Let's assume Google did pick of Pandora or Spotify, how long will it be before Google, with its 180+ satellites, becomes a Sirius contender with the automobile. Google would have the content, the self-driving technology, the connectivity and now it will have the satellite to deliver everything a driver could possibly need during a commute. Let's not forget, Google would already control the dashboard with Android, and Google already has phone services; whether with OEM carriers or with its own Google Voice service.
And now, with the cell-delivered satellites, Google just eliminated one of the popular-cited arguments against any would-be Sirius IP competitor - the price. Sirius is not alone anymore; assuming it ever was. With Google now launching satellites, the market can start counting down for when Facebook (NASDAQ:FB) and possibly Microsoft (NASDAQ:MSFT) will enter the mix next.

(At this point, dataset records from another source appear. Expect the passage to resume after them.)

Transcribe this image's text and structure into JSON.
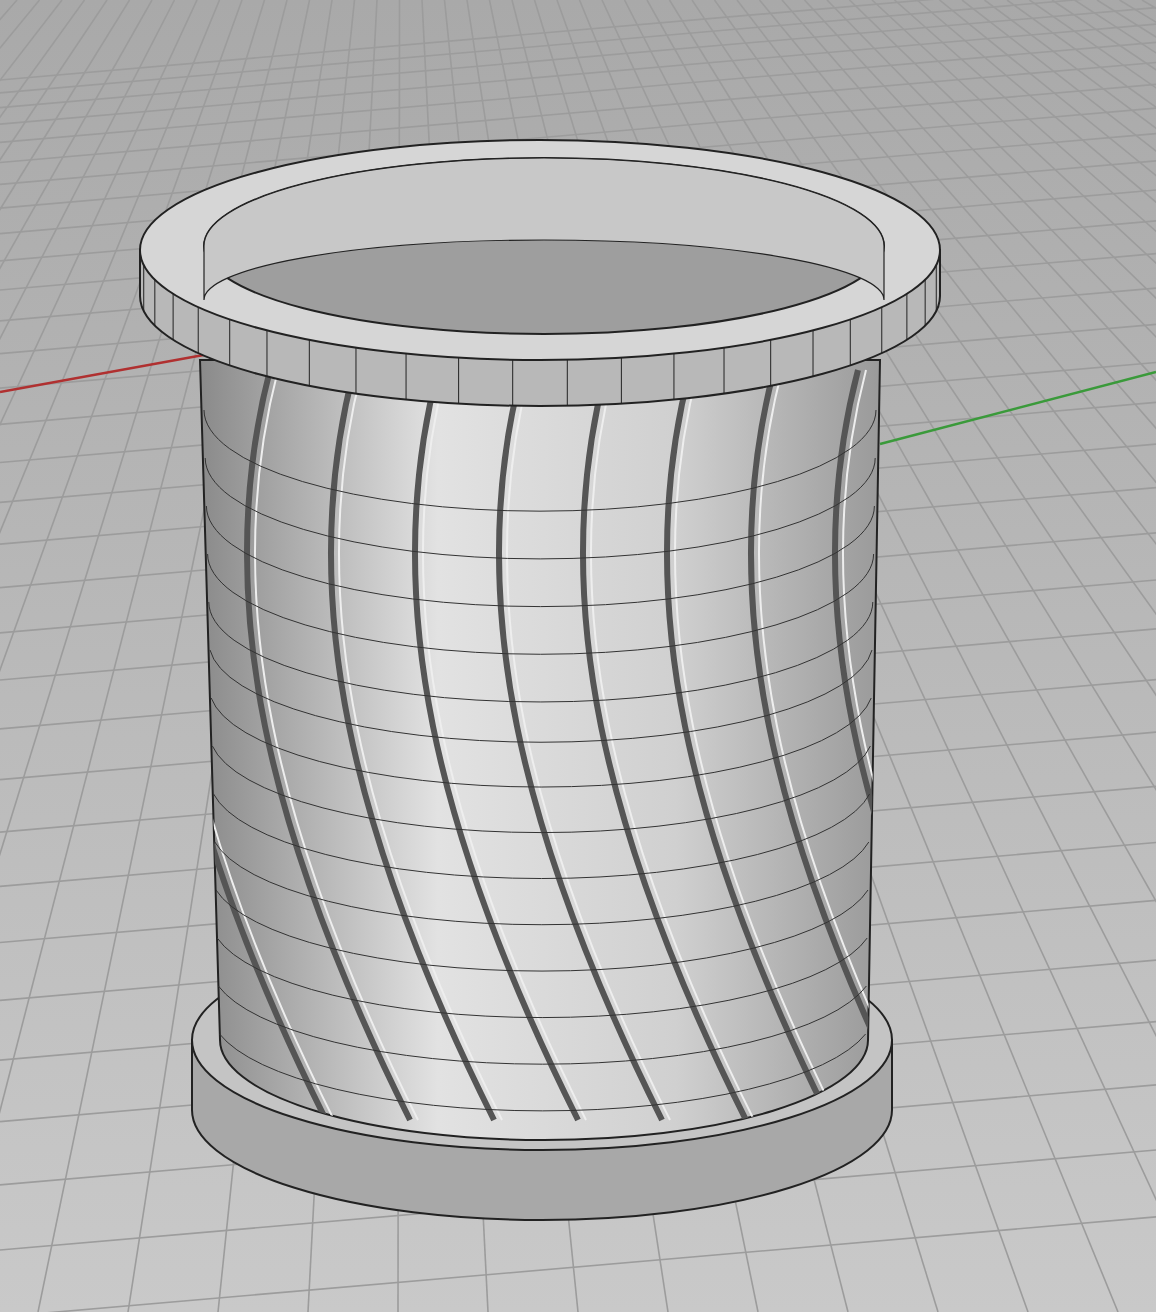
{
  "viewport": {
    "grid_visible": true,
    "axes_visible": true
  }
}
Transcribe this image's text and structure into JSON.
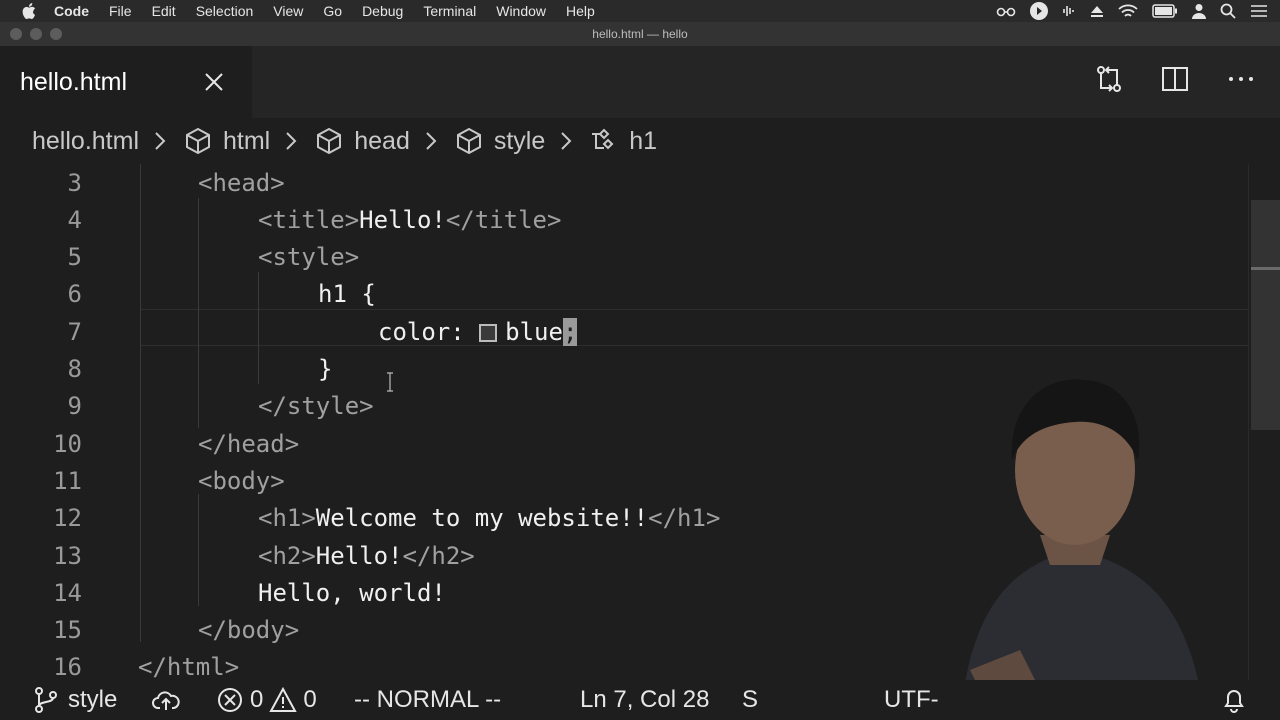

I think we can now put rumors of Google buying Sirius to rest. With Sirius stock still down 6% year-to-date, this is one more piece of news investors should keep an eye on. And if Google does pick off Pandora or Spotify, as is being rumored, how much longer will Sirius last?
Disclosure: I am long AAPL.
Business relationship disclosure: The article has been written by Wall Street Playbook's tech sector analyst. Wall Street Playbook is not receiving compensation for it (other than from Seeking Alpha). Wall Street Playbook has no business relationship with any company whose stock is mentioned in this article.